The tourism sector in India is booming at a great pace. It contributes around 9 percent of the country's GDP and generated huge employment opportunities in the country. However, according to the experts and industry leaders, it is still underperforming due to lack of funds and infrastructure. In this year's Union Budget, here are some expectations from the Modi 2.0 government to boost the tourism sector.
1. Provisions in GST rate slabs
The government is expected to bring necessary provisions to accommodate different slabs under a single GST rate slab. Currently, two tax rate slabs - 18 percent and 28 percent are levied on hotel rooms. If these are brought down, it would bring relief to everyone and would increase demand for the sector. Also, delay in GST returns should be avoided to keep the working cycle of the industry intact.
2. Fund allocations in UDAN, HRIDAY, and PRASAD schemes to promote rural tourism
Schemes like UDAN, HRIDAY, and PRASAD are good initiatives to promote and boost regional connectivity. The government should allocate funds and promote it aggressively which will enable more passengers to travel at affordable rates.
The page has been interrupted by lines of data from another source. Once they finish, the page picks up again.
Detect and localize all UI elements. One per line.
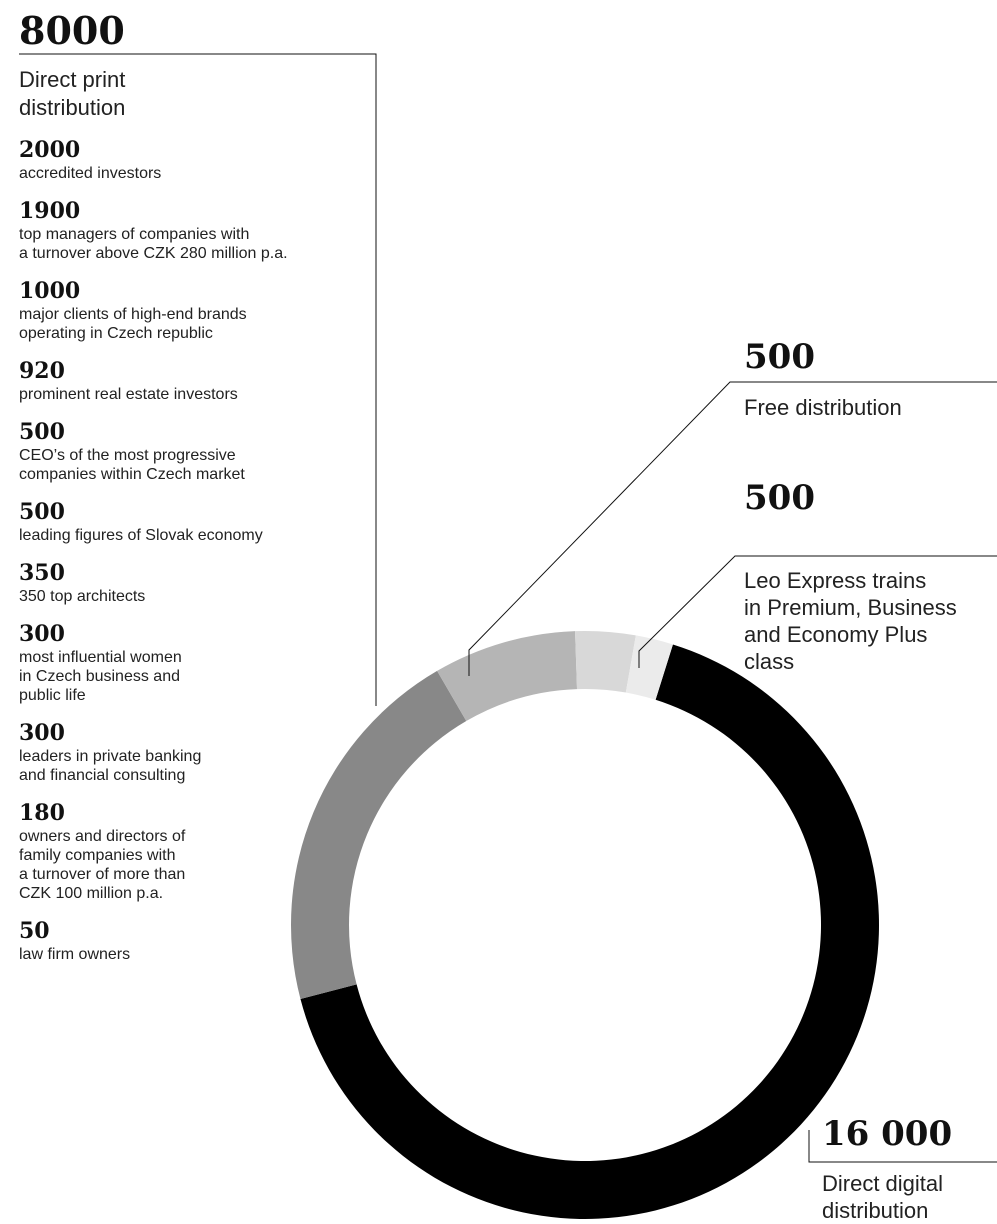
print-item-desc: leading figures of Slovak economy bbox=[19, 527, 263, 544]
print-item-value: 2000 bbox=[19, 137, 81, 163]
print-item: 500 CEO’s of the most progressive compani… bbox=[19, 418, 379, 484]
print-item: 180 owners and directors of family compan… bbox=[19, 799, 379, 903]
direct-digital-label: Direct digital distribution bbox=[822, 1171, 944, 1223]
print-item-desc: top managers of companies with a turnove… bbox=[19, 226, 288, 262]
print-item-desc: law firm owners bbox=[19, 946, 131, 963]
direct-print-items: 2000 accredited investors 1900 top managers… bbox=[19, 136, 379, 964]
print-item: 2000 accredited investors bbox=[19, 136, 379, 183]
print-item-value: 50 bbox=[19, 918, 50, 944]
print-item-desc: most influential women in Czech business… bbox=[19, 649, 182, 704]
print-item-value: 500 bbox=[19, 499, 65, 525]
direct-print-label: Direct print distribution bbox=[19, 67, 126, 120]
print-item: 1900 top managers of companies with a tur… bbox=[19, 197, 379, 263]
print-item-desc: leaders in private banking and financial… bbox=[19, 748, 202, 784]
digital-leader-line bbox=[808, 1130, 997, 1163]
donut-slice-1 bbox=[291, 670, 467, 1000]
leo-express-value: 500 bbox=[744, 478, 815, 518]
print-item: 1000 major clients of high-end brands ope… bbox=[19, 277, 379, 343]
print-item: 920 prominent real estate investors bbox=[19, 357, 379, 404]
print-item-value: 350 bbox=[19, 560, 65, 586]
print-item-value: 1900 bbox=[19, 198, 81, 224]
print-item-value: 180 bbox=[19, 800, 65, 826]
donut-slice-4 bbox=[625, 635, 673, 700]
print-item: 500 leading figures of Slovak economy bbox=[19, 498, 379, 545]
print-item-desc: accredited investors bbox=[19, 165, 162, 182]
print-leader-line bbox=[19, 53, 377, 706]
leo-express-label: Leo Express trains in Premium, Business … bbox=[744, 568, 957, 674]
print-item-value: 920 bbox=[19, 358, 65, 384]
print-item-value: 300 bbox=[19, 621, 65, 647]
leo-leader-line bbox=[638, 555, 997, 668]
print-item-value: 500 bbox=[19, 419, 65, 445]
print-item-value: 300 bbox=[19, 720, 65, 746]
print-item-desc: owners and directors of family companies… bbox=[19, 828, 186, 902]
print-item-desc: prominent real estate investors bbox=[19, 386, 238, 403]
print-item: 50 law firm owners bbox=[19, 917, 379, 964]
print-item: 300 most influential women in Czech busin… bbox=[19, 620, 379, 705]
print-item-desc: CEO’s of the most progressive companies … bbox=[19, 447, 245, 483]
donut-slice-3 bbox=[575, 631, 636, 693]
print-item-desc: 350 top architects bbox=[19, 588, 146, 605]
free-leader-line bbox=[468, 381, 997, 676]
donut-slice-2 bbox=[437, 631, 578, 722]
direct-print-total: 8000 bbox=[19, 8, 125, 53]
direct-print-block: 8000 Direct print distribution 2000 accre… bbox=[19, 8, 379, 964]
free-distribution-label: Free distribution bbox=[744, 395, 902, 420]
donut-slices bbox=[291, 631, 880, 1219]
print-item-desc: major clients of high-end brands operati… bbox=[19, 306, 247, 342]
print-item: 350 350 top architects bbox=[19, 559, 379, 606]
direct-digital-value: 16 000 bbox=[822, 1114, 953, 1154]
free-distribution-value: 500 bbox=[744, 337, 815, 377]
print-item: 300 leaders in private banking and financ… bbox=[19, 719, 379, 785]
print-item-value: 1000 bbox=[19, 278, 81, 304]
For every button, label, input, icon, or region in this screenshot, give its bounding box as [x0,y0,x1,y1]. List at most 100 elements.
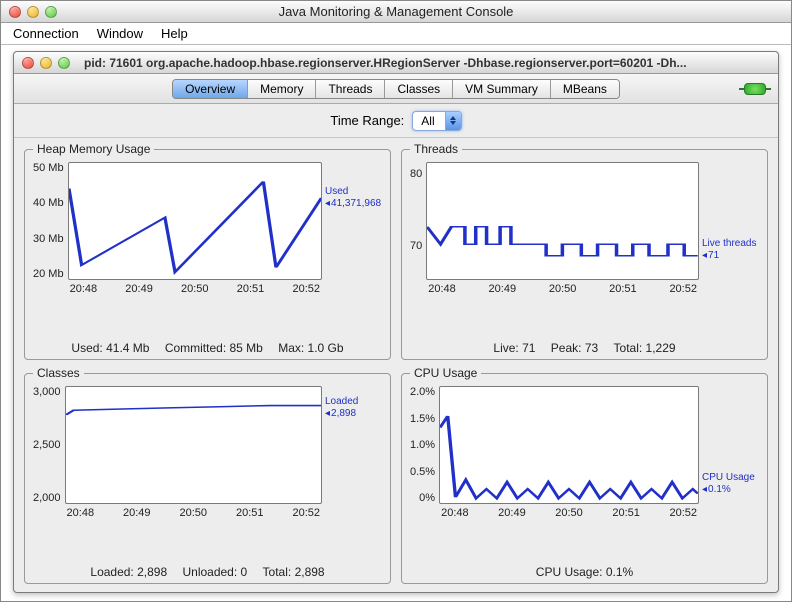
x-tick: 20:50 [181,283,209,295]
panel-classes: Classes 3,000 2,500 2,000 [24,366,391,584]
classes-status: Loaded: 2,898 Unloaded: 0 Total: 2,898 [33,561,382,579]
x-tick: 20:52 [669,507,697,519]
menu-connection[interactable]: Connection [13,26,79,41]
tab-threads[interactable]: Threads [316,80,385,98]
status-max: Max: 1.0 Gb [278,341,343,355]
menu-help[interactable]: Help [161,26,188,41]
threads-side-label: Live threads ◂71 [699,162,759,337]
charts-grid: Heap Memory Usage 50 Mb 40 Mb 30 Mb 20 M… [14,138,778,592]
panel-classes-title: Classes [33,366,84,380]
cpu-chart [439,386,699,504]
y-tick: 2.0% [410,386,435,398]
x-tick: 20:51 [236,507,264,519]
panel-heap: Heap Memory Usage 50 Mb 40 Mb 30 Mb 20 M… [24,142,391,360]
y-tick: 3,000 [33,386,61,398]
child-close-icon[interactable] [22,57,34,69]
x-tick: 20:49 [498,507,526,519]
heap-chart [68,162,322,280]
x-tick: 20:51 [609,283,637,295]
classes-line [66,406,321,415]
x-tick: 20:49 [489,283,517,295]
x-tick: 20:52 [292,507,320,519]
x-tick: 20:51 [237,283,265,295]
minimize-icon[interactable] [27,6,39,18]
menubar: Connection Window Help [1,23,791,45]
main-titlebar: Java Monitoring & Management Console [1,1,791,23]
zoom-icon[interactable] [45,6,57,18]
status-unloaded: Unloaded: 0 [182,565,247,579]
cpu-line [440,416,698,498]
time-range-select[interactable]: All [412,111,461,131]
y-tick: 2,500 [33,439,61,451]
child-window-title: pid: 71601 org.apache.hadoop.hbase.regio… [84,56,764,70]
child-zoom-icon[interactable] [58,57,70,69]
threads-line [427,227,698,256]
status-peak: Peak: 73 [551,341,598,355]
y-tick: 0.5% [410,466,435,478]
tab-memory[interactable]: Memory [248,80,316,98]
y-tick: 0% [419,492,435,504]
heap-line [69,182,321,272]
heap-y-axis: 50 Mb 40 Mb 30 Mb 20 Mb [33,162,68,280]
time-range-label: Time Range: [330,113,404,128]
child-traffic-lights [22,57,70,69]
y-tick: 1.5% [410,413,435,425]
traffic-lights [9,6,57,18]
child-window: pid: 71601 org.apache.hadoop.hbase.regio… [13,51,779,593]
select-stepper-icon [445,112,461,130]
side-label-value: 71 [708,250,719,261]
cpu-y-axis: 2.0% 1.5% 1.0% 0.5% 0% [410,386,439,504]
child-minimize-icon[interactable] [40,57,52,69]
side-label-value: 0.1% [708,484,731,495]
close-icon[interactable] [9,6,21,18]
heap-status: Used: 41.4 Mb Committed: 85 Mb Max: 1.0 … [33,337,382,355]
y-tick: 20 Mb [33,268,64,280]
status-used: Used: 41.4 Mb [71,341,149,355]
x-tick: 20:49 [125,283,153,295]
side-label-value: 41,371,968 [331,198,381,209]
panel-cpu: CPU Usage 2.0% 1.5% 1.0% 0.5% 0% [401,366,768,584]
tabs-row: Overview Memory Threads Classes VM Summa… [14,74,778,104]
main-window: Java Monitoring & Management Console Con… [0,0,792,602]
child-titlebar: pid: 71601 org.apache.hadoop.hbase.regio… [14,52,778,74]
tab-overview[interactable]: Overview [173,80,248,98]
side-label-title: CPU Usage [702,472,755,483]
y-tick: 70 [410,240,422,252]
x-tick: 20:50 [549,283,577,295]
classes-chart [65,386,322,504]
y-tick: 1.0% [410,439,435,451]
side-label-title: Used [325,186,348,197]
tab-mbeans[interactable]: MBeans [551,80,619,98]
y-tick: 40 Mb [33,197,64,209]
y-tick: 50 Mb [33,162,64,174]
tab-classes[interactable]: Classes [385,80,453,98]
side-label-value: 2,898 [331,408,356,419]
threads-x-axis: 20:48 20:49 20:50 20:51 20:52 [426,280,699,295]
x-tick: 20:50 [555,507,583,519]
x-tick: 20:52 [669,283,697,295]
heap-x-axis: 20:48 20:49 20:50 20:51 20:52 [68,280,322,295]
cpu-x-axis: 20:48 20:49 20:50 20:51 20:52 [439,504,699,519]
panel-cpu-title: CPU Usage [410,366,481,380]
threads-status: Live: 71 Peak: 73 Total: 1,229 [410,337,759,355]
classes-y-axis: 3,000 2,500 2,000 [33,386,65,504]
threads-y-axis: 80 70 [410,162,426,280]
connection-status-icon[interactable] [744,83,766,95]
tab-vm-summary[interactable]: VM Summary [453,80,551,98]
cpu-side-label: CPU Usage ◂0.1% [699,386,759,561]
side-label-title: Live threads [702,238,756,249]
time-range-row: Time Range: All [14,104,778,138]
heap-side-label: Used ◂41,371,968 [322,162,382,337]
panel-heap-title: Heap Memory Usage [33,142,154,156]
cpu-status: CPU Usage: 0.1% [410,561,759,579]
x-tick: 20:48 [67,507,95,519]
x-tick: 20:48 [428,283,456,295]
x-tick: 20:48 [441,507,469,519]
classes-x-axis: 20:48 20:49 20:50 20:51 20:52 [65,504,322,519]
menu-window[interactable]: Window [97,26,143,41]
y-tick: 80 [410,168,422,180]
panel-threads-title: Threads [410,142,462,156]
status-total: Total: 2,898 [263,565,325,579]
y-tick: 2,000 [33,492,61,504]
status-committed: Committed: 85 Mb [165,341,263,355]
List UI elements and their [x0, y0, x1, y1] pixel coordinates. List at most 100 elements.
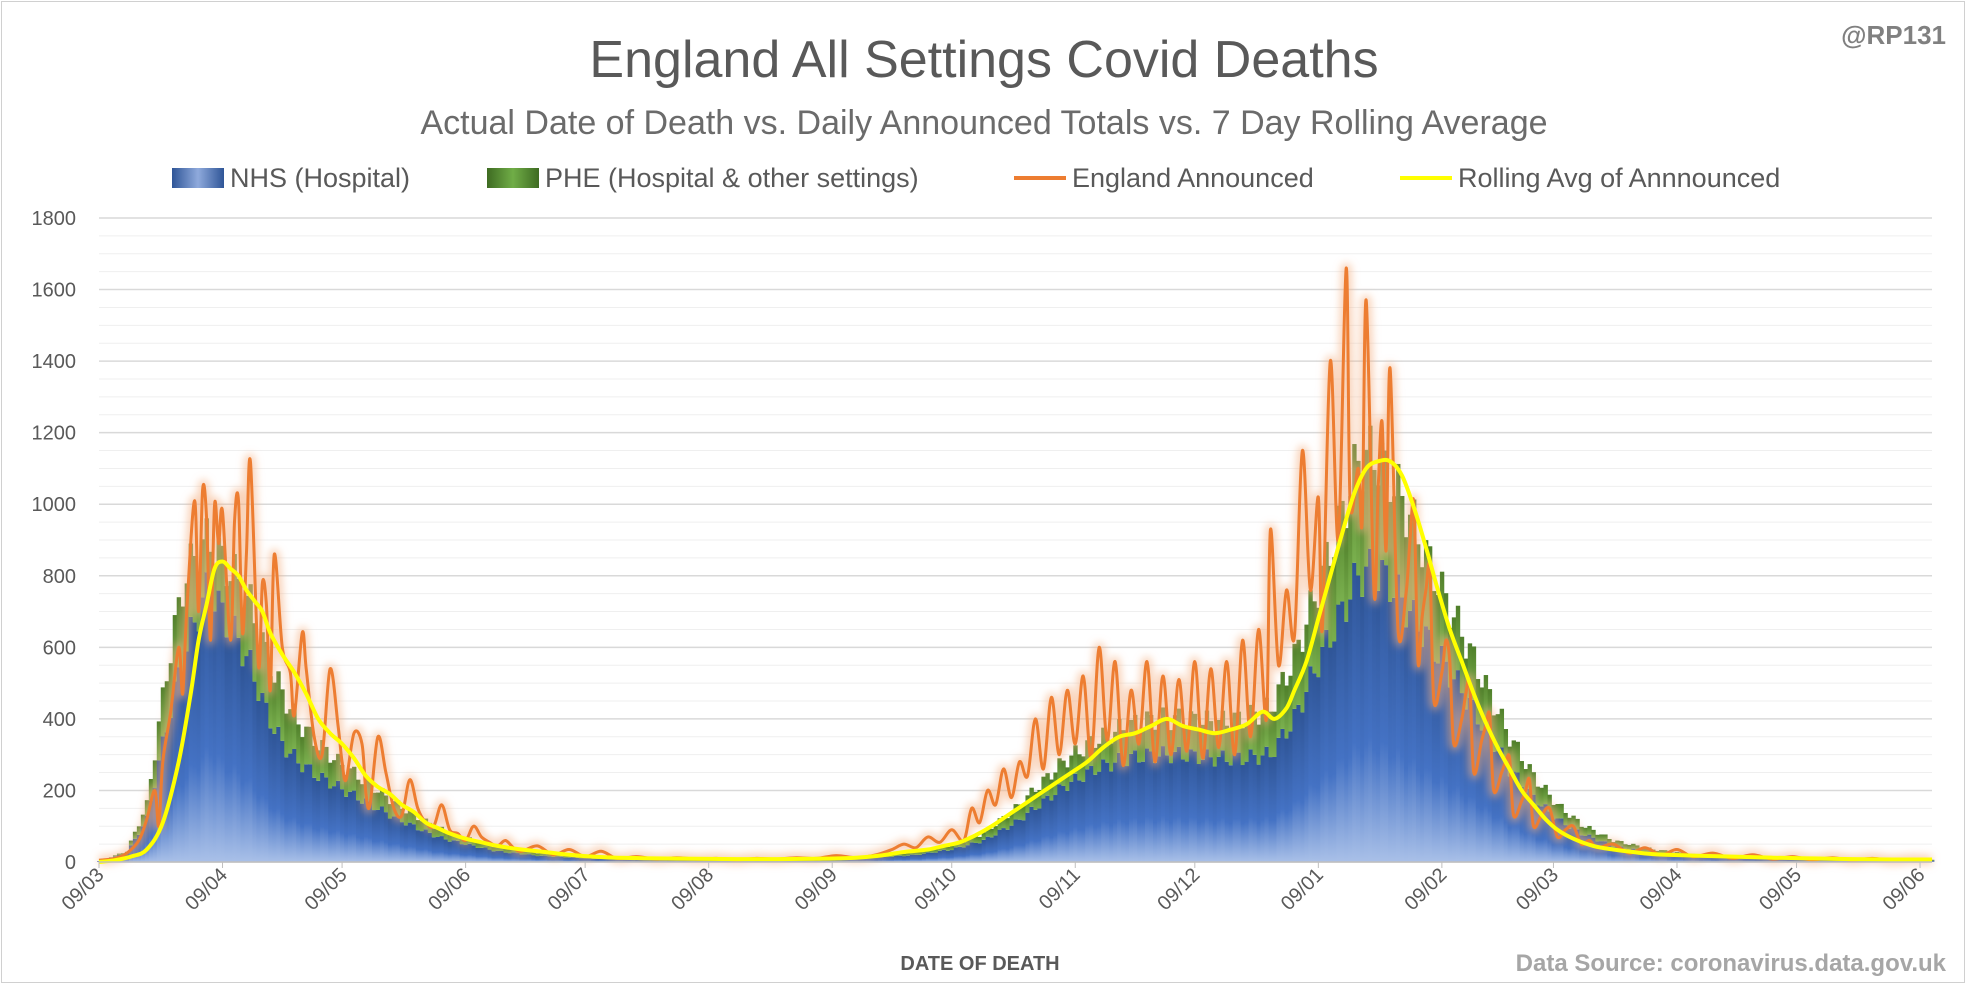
bar-phe: [443, 831, 449, 840]
bar-nhs: [1439, 645, 1445, 862]
bar-phe: [1280, 671, 1285, 729]
bar-phe: [415, 820, 421, 831]
bar-nhs: [917, 854, 923, 862]
bar-nhs: [1192, 751, 1198, 862]
bar-nhs: [1061, 785, 1066, 862]
bar-nhs: [1376, 590, 1381, 862]
bar-nhs: [1133, 750, 1138, 862]
bar-nhs: [244, 656, 249, 862]
bar-phe: [1109, 743, 1114, 772]
bar-nhs: [1567, 828, 1572, 862]
bar-phe: [1627, 844, 1632, 850]
bar-nhs: [164, 732, 170, 862]
bar-nhs: [933, 852, 939, 862]
bar-phe: [1559, 803, 1564, 819]
bar-nhs: [507, 853, 512, 862]
bar-nhs: [941, 849, 947, 862]
chart-title: England All Settings Covid Deaths: [589, 31, 1379, 89]
line-series: [98, 263, 1933, 866]
bar-phe: [1001, 815, 1006, 829]
bar-nhs: [363, 798, 369, 862]
bar-phe: [312, 745, 317, 778]
bar-phe: [1495, 714, 1501, 752]
legend-swatch-phe: [487, 168, 539, 188]
bar-phe: [905, 853, 911, 856]
bar-nhs: [949, 850, 955, 862]
bar-nhs: [248, 649, 253, 862]
bar-nhs: [1049, 800, 1054, 862]
bar-nhs: [180, 672, 186, 862]
bar-phe: [1519, 761, 1524, 787]
bar-nhs: [1667, 854, 1672, 862]
bar-phe: [1105, 732, 1110, 763]
bar-phe: [132, 831, 138, 839]
bar-nhs: [395, 815, 401, 862]
bar-nhs: [1057, 784, 1062, 862]
bar-nhs: [909, 854, 915, 862]
bar-phe: [1224, 725, 1230, 762]
bar-nhs: [913, 854, 919, 862]
legend-item-england-announced[interactable]: England Announced: [1014, 160, 1314, 196]
bar-phe: [1041, 776, 1046, 799]
legend-item-phe[interactable]: PHE (Hospital & other settings): [487, 160, 919, 196]
bar-phe: [435, 828, 441, 837]
bar-phe: [447, 834, 453, 842]
bar-nhs: [148, 800, 154, 862]
bar-nhs: [1714, 857, 1720, 862]
bar-phe: [1057, 758, 1062, 785]
bar-nhs: [423, 829, 429, 862]
bar-nhs: [1073, 773, 1078, 862]
bar-nhs: [1475, 724, 1481, 862]
bar-phe: [1244, 722, 1250, 762]
bar-nhs: [320, 772, 325, 862]
bar-phe: [1483, 675, 1489, 721]
bar-nhs: [953, 847, 959, 862]
legend-item-nhs[interactable]: NHS (Hospital): [172, 160, 410, 196]
bar-nhs: [1204, 749, 1210, 862]
bar-nhs: [925, 852, 931, 862]
bar-nhs: [1356, 575, 1361, 862]
x-tick-label: 09/04: [1636, 864, 1687, 915]
bar-phe: [1579, 826, 1584, 836]
bar-nhs: [459, 844, 465, 862]
bar-nhs: [324, 777, 329, 862]
bar-phe: [1037, 789, 1042, 809]
legend-item-rolling-avg[interactable]: Rolling Avg of Annnounced: [1400, 160, 1780, 196]
bar-nhs: [1352, 562, 1357, 862]
bar-phe: [1583, 827, 1588, 836]
bar-nhs: [455, 840, 461, 862]
bar-nhs: [467, 843, 472, 862]
bar-nhs: [356, 800, 361, 862]
bar-nhs: [431, 837, 437, 862]
bar-phe: [256, 646, 261, 701]
bar-nhs: [531, 855, 536, 862]
bar-phe: [889, 854, 895, 857]
y-tick-label: 800: [43, 566, 76, 588]
bar-phe: [1555, 804, 1560, 819]
bar-nhs: [547, 856, 552, 862]
bar-nhs: [260, 692, 265, 862]
bar-nhs: [344, 796, 349, 862]
bar-phe: [324, 746, 329, 778]
legend-label-rolling-avg: Rolling Avg of Annnounced: [1458, 162, 1781, 193]
bar-nhs: [208, 593, 213, 862]
bar-phe: [1499, 708, 1505, 748]
bar-nhs: [961, 847, 967, 862]
bar-phe: [1340, 500, 1345, 602]
bar-nhs: [1487, 731, 1493, 862]
bar-nhs: [1551, 819, 1556, 862]
bar-nhs: [1615, 845, 1620, 862]
bar-nhs: [268, 728, 273, 862]
bar-nhs: [1160, 746, 1166, 862]
bar-phe: [268, 676, 273, 729]
bar-nhs: [1184, 761, 1190, 862]
bar-nhs: [224, 637, 229, 862]
bar-phe: [1021, 805, 1026, 821]
bar-phe: [1049, 779, 1054, 801]
bar-nhs: [352, 790, 357, 862]
bar-nhs: [1539, 806, 1544, 862]
legend-swatch-rolling-avg: [1400, 176, 1452, 180]
bar-nhs: [503, 852, 508, 862]
x-tick-label: 09/01: [1277, 864, 1328, 915]
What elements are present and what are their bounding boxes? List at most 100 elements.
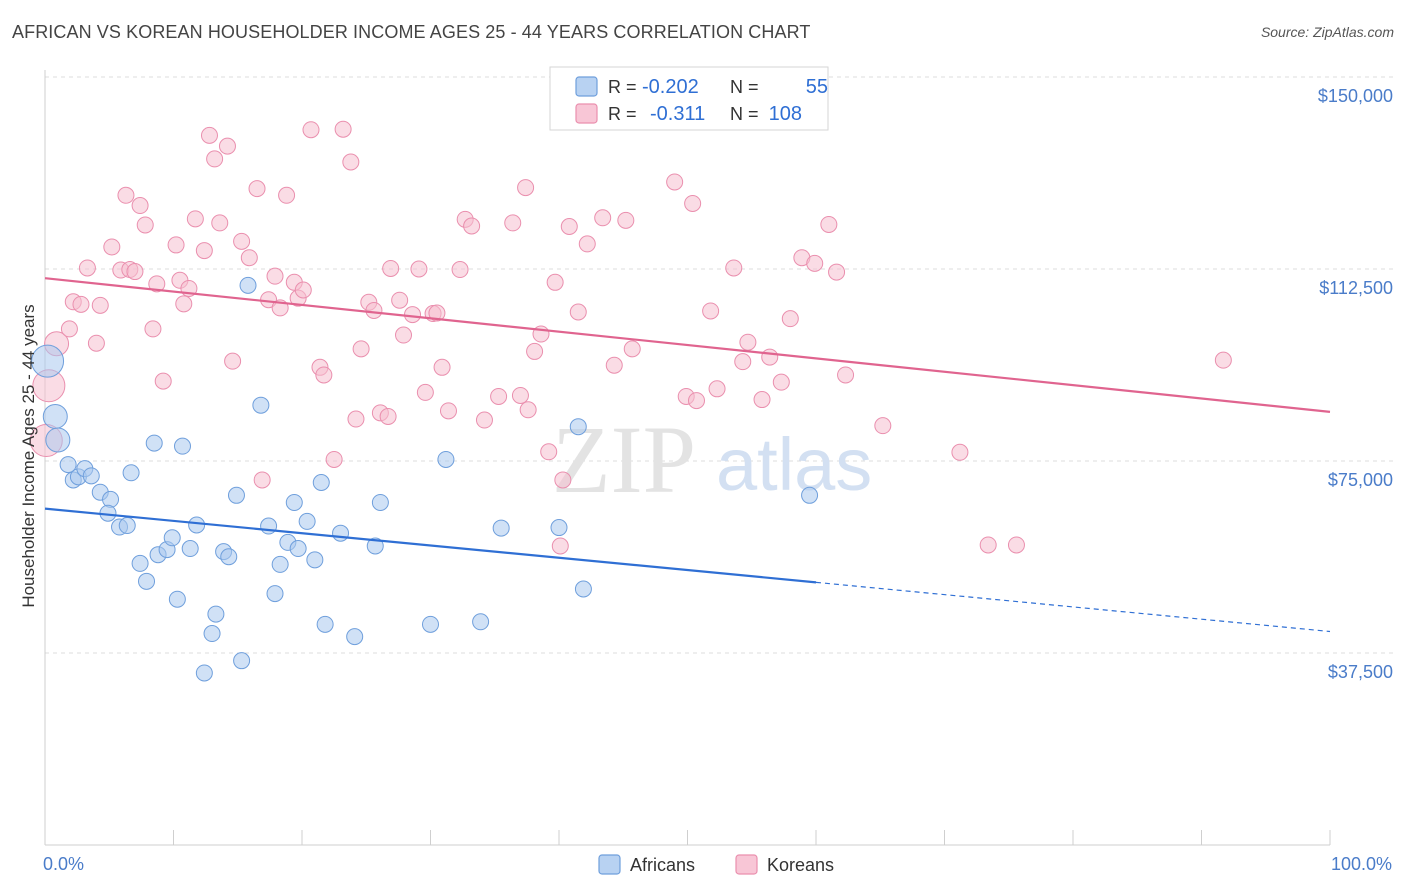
- y-tick-label-2: $112,500: [1319, 278, 1393, 298]
- y-tick-label-0: $37,500: [1328, 662, 1393, 682]
- legend-r-label-koreans: R =: [608, 104, 637, 124]
- africans-point: [472, 613, 490, 631]
- chart-title: AFRICAN VS KOREAN HOUSEHOLDER INCOME AGE…: [12, 22, 811, 42]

The government should also focus on educating farmers, villagers in order to boost tourism in the rural sector.
3. Aggressive investment in Infrastructure facilities
According to a report by CARE Ratings, the government needs to aggressively invest in the infrastructure facilities such as air, ground, port infrastructure and tourist service infrastructure to meet the growing demands of tourists.
4. Investments to promote tourism; discover new places
Investments are expected by the government to produce unique marketing campaigns for promoting tourism. Also, schemes and policies need to be introduced to discover new places, offbeat places for tourism.